Corona als Zäsur
Die Pandemie hat die Situation der Menschen, die von Armut betroffen oder durch sie gefährdet sind, drastisch verschärft. Die Katastrophe des Ukraine-Kriegs und die damit verbundenen Dynamiken der globalen Wirtschaft verstärken diesen Negativtrend aktuell erheblich. "Mich besorgt, dass wir nicht über die Lehren aus der Pandemie reden. Wir reden nicht über die Aufwertung von Arbeit, über den Ausbau von sozialer Sicherung und über die Stärkung von öffentlichen Diensten", so jüngst die Soziologin Nicole Mayer-Ahuja im Deutschlandfunk. New Work und New Pay sind Lernfelder gelingender organisationaler Gegenwart und Zukunft - auch in der Caritas.
Es geht jedoch nicht allein darum, strukturelle Stellhebel zu bewegen, sondern wesentlich um Verständnis und Verständigung. Nicht ohne Grund haben Public-History-Projekte Konjunktur, die authentische Erfahrungen und Eindrücke aus der Pandemie sammeln und archivieren. Wie weit der Fächer der gesellschaftlichen Wahrnehmung noch immer auseinanderklappt, zeigt eine dadaistisch anmutende Einlassung, die Ex-Bild-Mann Julian Reichelt Mitte Mai gezwitschert hat: "Wir sollten Menschen, die noch Maske tragen, nicht verhöhnen, sondern ihnen helfen." Wer noch Maske trage, sei nicht achtsam, sondern eingeschüchtert.
Corona markiert offenkundig eine Zäsur.

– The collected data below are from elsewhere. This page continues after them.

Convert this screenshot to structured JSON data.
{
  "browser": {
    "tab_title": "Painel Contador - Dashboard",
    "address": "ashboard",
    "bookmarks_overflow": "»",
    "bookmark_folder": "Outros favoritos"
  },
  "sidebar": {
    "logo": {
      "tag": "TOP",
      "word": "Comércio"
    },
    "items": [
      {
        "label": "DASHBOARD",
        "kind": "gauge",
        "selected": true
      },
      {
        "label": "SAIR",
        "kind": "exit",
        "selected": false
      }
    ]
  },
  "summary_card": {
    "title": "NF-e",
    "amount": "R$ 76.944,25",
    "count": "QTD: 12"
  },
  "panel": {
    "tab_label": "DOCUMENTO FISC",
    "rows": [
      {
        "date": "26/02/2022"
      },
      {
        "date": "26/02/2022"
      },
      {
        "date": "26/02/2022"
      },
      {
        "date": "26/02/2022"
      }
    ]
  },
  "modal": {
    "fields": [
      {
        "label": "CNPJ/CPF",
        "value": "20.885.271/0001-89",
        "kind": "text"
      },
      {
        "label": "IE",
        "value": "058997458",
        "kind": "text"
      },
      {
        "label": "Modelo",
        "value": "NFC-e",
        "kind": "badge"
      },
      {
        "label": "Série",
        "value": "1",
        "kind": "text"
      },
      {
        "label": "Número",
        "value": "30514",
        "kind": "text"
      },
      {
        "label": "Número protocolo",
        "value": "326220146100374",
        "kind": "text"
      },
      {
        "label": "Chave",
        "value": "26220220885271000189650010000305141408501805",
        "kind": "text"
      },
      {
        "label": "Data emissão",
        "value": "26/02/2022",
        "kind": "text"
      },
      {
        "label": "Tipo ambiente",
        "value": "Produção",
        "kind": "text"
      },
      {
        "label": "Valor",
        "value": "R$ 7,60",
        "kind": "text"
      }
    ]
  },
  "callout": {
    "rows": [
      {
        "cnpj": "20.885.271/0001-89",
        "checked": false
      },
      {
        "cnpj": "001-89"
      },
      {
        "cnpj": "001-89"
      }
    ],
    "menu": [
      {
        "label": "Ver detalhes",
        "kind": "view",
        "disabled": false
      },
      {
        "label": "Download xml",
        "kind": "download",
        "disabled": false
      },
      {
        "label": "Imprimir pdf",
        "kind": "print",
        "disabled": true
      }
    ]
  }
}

Zeugnisse dieser Zäsur sind für Politik, Kirche und Gesellschaft gleichermaßen bedeutsam. Sie bilden ein Amalgam, das Versöhnung und Fortschritt ermöglicht. Fürsorge und Selbstsorge angesichts der Pandemie bedeutet daher, Resonanzräume für das Erlebte zu eröffnen - und offen zu halten. In Zeiten weitreichender Lockerungen liegt darin die Chance, einander als heilsames Korrektiv zu entdecken und Gemeinsinn wieder neu zu stärken.